With many millennials not having experienced a world without the widescale integration of the internet, Epperly says the younger physician is extremely tech savvy and isn’t even going to look at working at a practice where the technology isn’t current.

Bhuyan says that while millennial physicians are indeed looking for better technology integration, they aren’t seeking technology just for the sake of it; they’re looking for technology that allows them to practice at the top of their license without getting burned out. “We want technology that enables us to have a career that’s professionally rewarding and takes out all those inefficiencies and administrative burdens in the system that tend to drive that burnout,” she says.
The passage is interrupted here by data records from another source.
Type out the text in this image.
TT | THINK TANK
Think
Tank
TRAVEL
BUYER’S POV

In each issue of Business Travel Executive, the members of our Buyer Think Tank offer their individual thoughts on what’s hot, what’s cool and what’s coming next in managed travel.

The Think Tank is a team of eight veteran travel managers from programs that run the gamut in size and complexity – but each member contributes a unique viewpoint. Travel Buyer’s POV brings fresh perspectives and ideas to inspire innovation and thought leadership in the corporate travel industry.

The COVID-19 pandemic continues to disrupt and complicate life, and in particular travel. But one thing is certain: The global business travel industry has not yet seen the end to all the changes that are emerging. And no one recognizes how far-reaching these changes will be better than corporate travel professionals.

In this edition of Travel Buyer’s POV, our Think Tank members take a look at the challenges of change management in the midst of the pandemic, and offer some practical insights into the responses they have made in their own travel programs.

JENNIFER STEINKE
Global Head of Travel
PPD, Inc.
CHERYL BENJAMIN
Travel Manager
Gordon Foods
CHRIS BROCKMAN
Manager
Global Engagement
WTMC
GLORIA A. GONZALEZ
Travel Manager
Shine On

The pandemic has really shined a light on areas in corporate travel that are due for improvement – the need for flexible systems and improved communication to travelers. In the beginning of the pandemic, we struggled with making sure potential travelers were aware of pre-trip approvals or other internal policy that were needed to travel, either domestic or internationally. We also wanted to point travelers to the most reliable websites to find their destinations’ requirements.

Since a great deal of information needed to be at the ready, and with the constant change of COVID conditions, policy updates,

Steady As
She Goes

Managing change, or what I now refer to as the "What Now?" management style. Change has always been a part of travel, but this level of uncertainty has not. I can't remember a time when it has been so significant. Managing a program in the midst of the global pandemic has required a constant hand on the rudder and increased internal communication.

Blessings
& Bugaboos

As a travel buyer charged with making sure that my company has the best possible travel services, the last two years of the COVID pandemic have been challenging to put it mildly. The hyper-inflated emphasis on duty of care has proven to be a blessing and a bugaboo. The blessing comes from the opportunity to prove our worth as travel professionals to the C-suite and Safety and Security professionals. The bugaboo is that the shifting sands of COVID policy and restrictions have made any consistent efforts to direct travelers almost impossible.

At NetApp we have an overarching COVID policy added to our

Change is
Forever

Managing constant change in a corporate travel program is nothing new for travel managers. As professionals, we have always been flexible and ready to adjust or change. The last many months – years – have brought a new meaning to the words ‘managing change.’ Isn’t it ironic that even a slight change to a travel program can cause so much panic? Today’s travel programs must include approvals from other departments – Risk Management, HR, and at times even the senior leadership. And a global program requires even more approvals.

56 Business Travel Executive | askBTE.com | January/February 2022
Hajde says that millennial physicians must be cautious, as too much communication technology can turn patients off because of the lack of personal contact with their physician. “I think that as newer physicians come into the field using technology, we have to be really careful to kind of maintain that relationship with the patient,” he says. “They need to look at them when they’re seeing the patient and not stare at the computer screen.”

Feedback and mentoring

Epperly says the key things millennial physicians are in need of are feedback and mentoring, which are different from the needs of Gen Xers. “They see the value of picking a senior person’s brain to help them be more efficient and more effective.”

Bhuyan says that millennials have also changed the forms that feedback and mentoring can take. The model is no longer just a senior physician transferring everything they know to the junior physician. “I like to think of mentorship more like coaching: How do we coach physicians to reach the top of their potential and beyond? How do we push people beyond what they think is their best?” she says.

Bhuyan adds that millennial physicians should have a hand in guiding their own development and mentoring, and practice managers should be willing to place them into higher roles within the practice.